Bennett M W, Caulfield J P
Program in Cell and Developmental Biology, Harvard Medical School, Boston, MA 02115.
Am J Pathol. 1991 May;138(5):1173-82.
Low-density lipoproteins (LDL) may be important in human schistosomiasis because LDL bound to the surface of the parasite inhibits the binding of anti-schistosomal antibodies. Low-density lipoproteins also may serve as a source of lipids for the parasite membrane synthesis. Here LDL fluorescently labeled with carbocyanine dye (DiI-LDL) was used to measure the specificity of binding of LDL to the surface of schistosomula of Schistosoma mansoni and to examine the distribution of the LDL particles over time. DiI-LDL binding was saturable and specific, with strong inhibition by unlabeled LDL and apoB but not by apoA1, bovine serum albumin, or IgG, and only weak inhibition by high-density lipoproteins. Half of the bound DiI-LDL was displaced by unlabeled LDL. DiI-LDL remained bound on the surface of schistosomula for up to 36 hours in culture. However parasites also ingested both DiI-LDL and a second fluorescent LDL, Bodipy-LDL. Over time, both fluorophores appeared throughout the worm tissues, suggesting the LDL particles were breaking down and that the fluorophores and lipids originally contained within the LDL particle were partitioning throughout the worm. Thus human LDL appears to bind to the surface of schistosomula specifically. Ingested LDL appears to be broken down and may serve as a source of host lipids for the parasite.
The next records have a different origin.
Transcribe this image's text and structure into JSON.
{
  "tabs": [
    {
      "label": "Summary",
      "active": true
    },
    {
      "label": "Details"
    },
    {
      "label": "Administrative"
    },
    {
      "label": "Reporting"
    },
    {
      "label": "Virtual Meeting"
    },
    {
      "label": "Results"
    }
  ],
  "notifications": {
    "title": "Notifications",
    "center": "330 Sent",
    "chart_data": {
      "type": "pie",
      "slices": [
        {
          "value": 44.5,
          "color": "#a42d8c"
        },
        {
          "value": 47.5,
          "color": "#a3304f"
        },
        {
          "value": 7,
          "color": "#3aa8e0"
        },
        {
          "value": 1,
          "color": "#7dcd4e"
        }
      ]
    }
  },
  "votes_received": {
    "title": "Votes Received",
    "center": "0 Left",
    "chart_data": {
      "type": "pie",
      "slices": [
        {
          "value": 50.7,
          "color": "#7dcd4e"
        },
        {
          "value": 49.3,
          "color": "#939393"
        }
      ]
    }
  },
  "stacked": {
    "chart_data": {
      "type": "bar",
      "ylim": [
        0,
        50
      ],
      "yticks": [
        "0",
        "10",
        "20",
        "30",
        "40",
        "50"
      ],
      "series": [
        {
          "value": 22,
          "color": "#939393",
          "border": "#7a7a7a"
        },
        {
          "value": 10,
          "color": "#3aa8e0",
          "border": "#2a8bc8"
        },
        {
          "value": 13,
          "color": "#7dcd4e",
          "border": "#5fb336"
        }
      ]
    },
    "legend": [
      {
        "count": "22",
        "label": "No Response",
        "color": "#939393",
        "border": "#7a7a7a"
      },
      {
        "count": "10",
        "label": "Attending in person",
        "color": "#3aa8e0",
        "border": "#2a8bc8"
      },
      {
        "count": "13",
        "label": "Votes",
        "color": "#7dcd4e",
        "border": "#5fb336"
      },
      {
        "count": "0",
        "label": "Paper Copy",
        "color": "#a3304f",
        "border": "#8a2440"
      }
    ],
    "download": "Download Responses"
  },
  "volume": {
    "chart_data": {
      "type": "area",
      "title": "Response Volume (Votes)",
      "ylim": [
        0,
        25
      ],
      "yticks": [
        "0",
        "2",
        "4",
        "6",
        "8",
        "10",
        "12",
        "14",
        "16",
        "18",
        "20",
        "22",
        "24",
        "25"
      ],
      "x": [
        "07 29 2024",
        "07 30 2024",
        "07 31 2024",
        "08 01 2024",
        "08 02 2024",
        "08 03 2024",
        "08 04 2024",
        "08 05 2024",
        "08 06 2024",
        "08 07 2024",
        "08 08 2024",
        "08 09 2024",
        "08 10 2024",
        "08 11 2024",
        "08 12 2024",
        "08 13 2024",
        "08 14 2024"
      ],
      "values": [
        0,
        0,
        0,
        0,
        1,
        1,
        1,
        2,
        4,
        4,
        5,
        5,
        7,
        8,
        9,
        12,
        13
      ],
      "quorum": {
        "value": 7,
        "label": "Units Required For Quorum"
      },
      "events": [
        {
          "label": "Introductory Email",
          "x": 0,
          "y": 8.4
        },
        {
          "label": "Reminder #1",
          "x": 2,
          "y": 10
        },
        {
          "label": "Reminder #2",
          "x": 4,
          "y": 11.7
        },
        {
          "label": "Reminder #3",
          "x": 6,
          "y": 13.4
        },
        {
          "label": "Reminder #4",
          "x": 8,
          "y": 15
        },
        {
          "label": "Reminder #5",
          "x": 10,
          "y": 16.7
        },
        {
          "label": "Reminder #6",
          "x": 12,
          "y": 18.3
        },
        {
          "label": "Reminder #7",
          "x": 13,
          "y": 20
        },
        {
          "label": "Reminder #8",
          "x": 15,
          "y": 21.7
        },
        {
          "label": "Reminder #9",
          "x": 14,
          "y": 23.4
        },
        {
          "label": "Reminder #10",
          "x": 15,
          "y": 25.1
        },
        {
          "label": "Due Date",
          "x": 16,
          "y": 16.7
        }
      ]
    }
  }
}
低密度脂蛋白(LDL)在人类血吸虫病中可能具有重要作用,因为与寄生虫表面结合的LDL会抑制抗血吸虫抗体的结合。低密度脂蛋白还可能作为寄生虫膜合成的脂质来源。在此,用羰花青染料(DiI-LDL)荧光标记的LDL用于测量LDL与曼氏血吸虫童虫表面结合的特异性,并研究LDL颗粒随时间的分布情况。DiI-LDL的结合具有饱和性和特异性,未标记的LDL和载脂蛋白B可强烈抑制其结合,而载脂蛋白A1、牛血清白蛋白或IgG则无此作用,高密度脂蛋白仅有微弱抑制作用。一半结合的DiI-LDL可被未标记的LDL取代。在培养过程中,DiI-LDL在童虫表面可保持结合长达36小时。然而,寄生虫也摄取了DiI-LDL和另一种荧光LDL(Bodipy-LDL)。随着时间的推移,两种荧光团均出现在整个虫体组织中,这表明LDL颗粒正在分解,且LDL颗粒中原本含有的荧光团和脂质正在分布于整个虫体。因此,人类LDL似乎能特异性地结合到童虫表面。摄取的LDL似乎会被分解,并可能作为寄生虫的宿主脂质来源。